Review: A Line to Kill (Hawthorne & Horowitz #3)
Gaby Meares
This is the third instalment of Horowitz’s series, where he plays the role of the rather hapless sidekick to his brilliant, but annoying, fictional detective Daniel Hawthorne. The other titles are The Word is Murder and The Sentence is Death. Horowitz is worried that he will soon run out of titles with grammatical allusions!
This time we find them invited to a literary festival held on a remote island and before you can say ‘Agatha Christie’, a murder is committed and everyone’s a suspect. As Horowitz complains, ‘I had come to Alderney in the hope that I would be introducing Hawthorne to my world: books, lectures and all the rest of it. But instead, I had once again been dragged into his’.
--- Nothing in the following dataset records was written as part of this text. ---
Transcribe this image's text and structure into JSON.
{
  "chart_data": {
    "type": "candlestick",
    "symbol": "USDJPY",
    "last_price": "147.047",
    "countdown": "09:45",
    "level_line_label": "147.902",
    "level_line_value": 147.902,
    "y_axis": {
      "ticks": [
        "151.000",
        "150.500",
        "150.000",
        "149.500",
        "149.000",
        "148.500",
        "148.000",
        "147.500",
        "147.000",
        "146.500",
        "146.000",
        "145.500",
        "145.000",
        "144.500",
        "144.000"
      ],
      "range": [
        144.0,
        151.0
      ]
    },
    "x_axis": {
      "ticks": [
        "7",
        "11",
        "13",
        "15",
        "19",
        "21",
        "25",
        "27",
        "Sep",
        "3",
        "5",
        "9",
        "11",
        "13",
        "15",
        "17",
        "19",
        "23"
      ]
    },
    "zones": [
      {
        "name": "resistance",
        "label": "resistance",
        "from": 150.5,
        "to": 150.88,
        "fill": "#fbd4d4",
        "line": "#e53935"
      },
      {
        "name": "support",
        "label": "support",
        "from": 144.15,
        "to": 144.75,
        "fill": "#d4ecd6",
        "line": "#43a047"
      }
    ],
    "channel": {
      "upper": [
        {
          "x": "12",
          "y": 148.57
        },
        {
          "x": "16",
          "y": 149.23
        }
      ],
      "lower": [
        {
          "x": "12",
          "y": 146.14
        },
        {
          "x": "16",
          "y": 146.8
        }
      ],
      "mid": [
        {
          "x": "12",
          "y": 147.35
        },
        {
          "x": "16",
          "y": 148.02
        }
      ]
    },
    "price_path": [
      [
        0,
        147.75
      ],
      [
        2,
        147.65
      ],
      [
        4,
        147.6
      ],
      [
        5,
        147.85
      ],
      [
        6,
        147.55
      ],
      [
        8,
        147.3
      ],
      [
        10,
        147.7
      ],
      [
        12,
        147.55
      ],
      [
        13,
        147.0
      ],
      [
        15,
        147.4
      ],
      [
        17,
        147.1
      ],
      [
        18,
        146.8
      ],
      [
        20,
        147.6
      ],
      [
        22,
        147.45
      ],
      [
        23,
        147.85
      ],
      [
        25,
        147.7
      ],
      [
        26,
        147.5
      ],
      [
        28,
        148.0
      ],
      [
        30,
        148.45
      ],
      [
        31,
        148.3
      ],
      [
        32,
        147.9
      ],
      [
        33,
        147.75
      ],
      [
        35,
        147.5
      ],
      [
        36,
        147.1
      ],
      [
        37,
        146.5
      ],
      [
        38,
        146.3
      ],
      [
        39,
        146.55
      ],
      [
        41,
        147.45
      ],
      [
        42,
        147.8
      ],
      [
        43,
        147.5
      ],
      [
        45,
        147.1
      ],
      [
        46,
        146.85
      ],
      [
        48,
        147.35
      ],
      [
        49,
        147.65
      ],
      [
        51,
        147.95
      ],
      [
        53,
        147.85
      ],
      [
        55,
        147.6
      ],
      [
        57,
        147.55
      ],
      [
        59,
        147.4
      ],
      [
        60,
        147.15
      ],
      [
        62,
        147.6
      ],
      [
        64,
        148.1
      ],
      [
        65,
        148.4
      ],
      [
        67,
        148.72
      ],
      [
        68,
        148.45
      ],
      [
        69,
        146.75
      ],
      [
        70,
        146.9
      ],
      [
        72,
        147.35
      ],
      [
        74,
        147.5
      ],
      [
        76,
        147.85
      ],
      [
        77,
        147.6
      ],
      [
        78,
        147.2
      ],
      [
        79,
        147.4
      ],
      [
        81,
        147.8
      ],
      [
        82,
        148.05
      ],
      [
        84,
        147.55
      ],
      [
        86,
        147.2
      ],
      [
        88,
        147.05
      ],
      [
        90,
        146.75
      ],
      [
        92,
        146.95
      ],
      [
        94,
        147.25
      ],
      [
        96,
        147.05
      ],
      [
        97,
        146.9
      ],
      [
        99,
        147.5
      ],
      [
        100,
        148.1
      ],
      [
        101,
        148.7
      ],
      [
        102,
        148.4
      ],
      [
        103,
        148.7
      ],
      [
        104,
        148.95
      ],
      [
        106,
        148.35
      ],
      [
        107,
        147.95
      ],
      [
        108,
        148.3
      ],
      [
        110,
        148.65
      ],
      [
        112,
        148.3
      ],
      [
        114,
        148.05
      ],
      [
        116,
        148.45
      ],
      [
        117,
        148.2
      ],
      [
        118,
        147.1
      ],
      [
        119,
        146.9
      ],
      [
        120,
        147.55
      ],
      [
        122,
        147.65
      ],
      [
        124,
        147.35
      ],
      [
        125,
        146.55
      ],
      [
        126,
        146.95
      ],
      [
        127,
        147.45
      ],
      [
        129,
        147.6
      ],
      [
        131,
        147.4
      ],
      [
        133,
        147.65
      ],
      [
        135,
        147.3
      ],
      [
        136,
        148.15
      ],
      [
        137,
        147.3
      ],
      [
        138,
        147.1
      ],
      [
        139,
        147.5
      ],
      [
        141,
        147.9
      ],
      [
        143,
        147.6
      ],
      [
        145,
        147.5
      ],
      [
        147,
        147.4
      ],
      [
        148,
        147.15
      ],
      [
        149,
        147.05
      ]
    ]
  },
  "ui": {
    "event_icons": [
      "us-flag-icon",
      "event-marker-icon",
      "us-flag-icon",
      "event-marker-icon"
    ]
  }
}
Using a writing festival as the setting gives Horowitz plenty of opportunity to wax lyrical about the shared love of literature: ‘I think there’s something wonderful and reassuring about the idea that in the rush of modern life people will still come together and sit for an hour in a theatre, a gymnasium or a giant tent simply out of a love of books and reading.’ Obviously, anyone reading his book will be in total agreement.
This is an easy book to read; a real page-turner. But Horowitz can also be insightful. As he notes: ‘there are victims in every murder story, and not just the ones who are killed’. Just like Poirot and Holmes, Hawthorne waits for the final pages before the big reveal, and the reader is left wondering ‘why didn’t I work that out?’ And that’s the reason we all enjoy a great whodunit!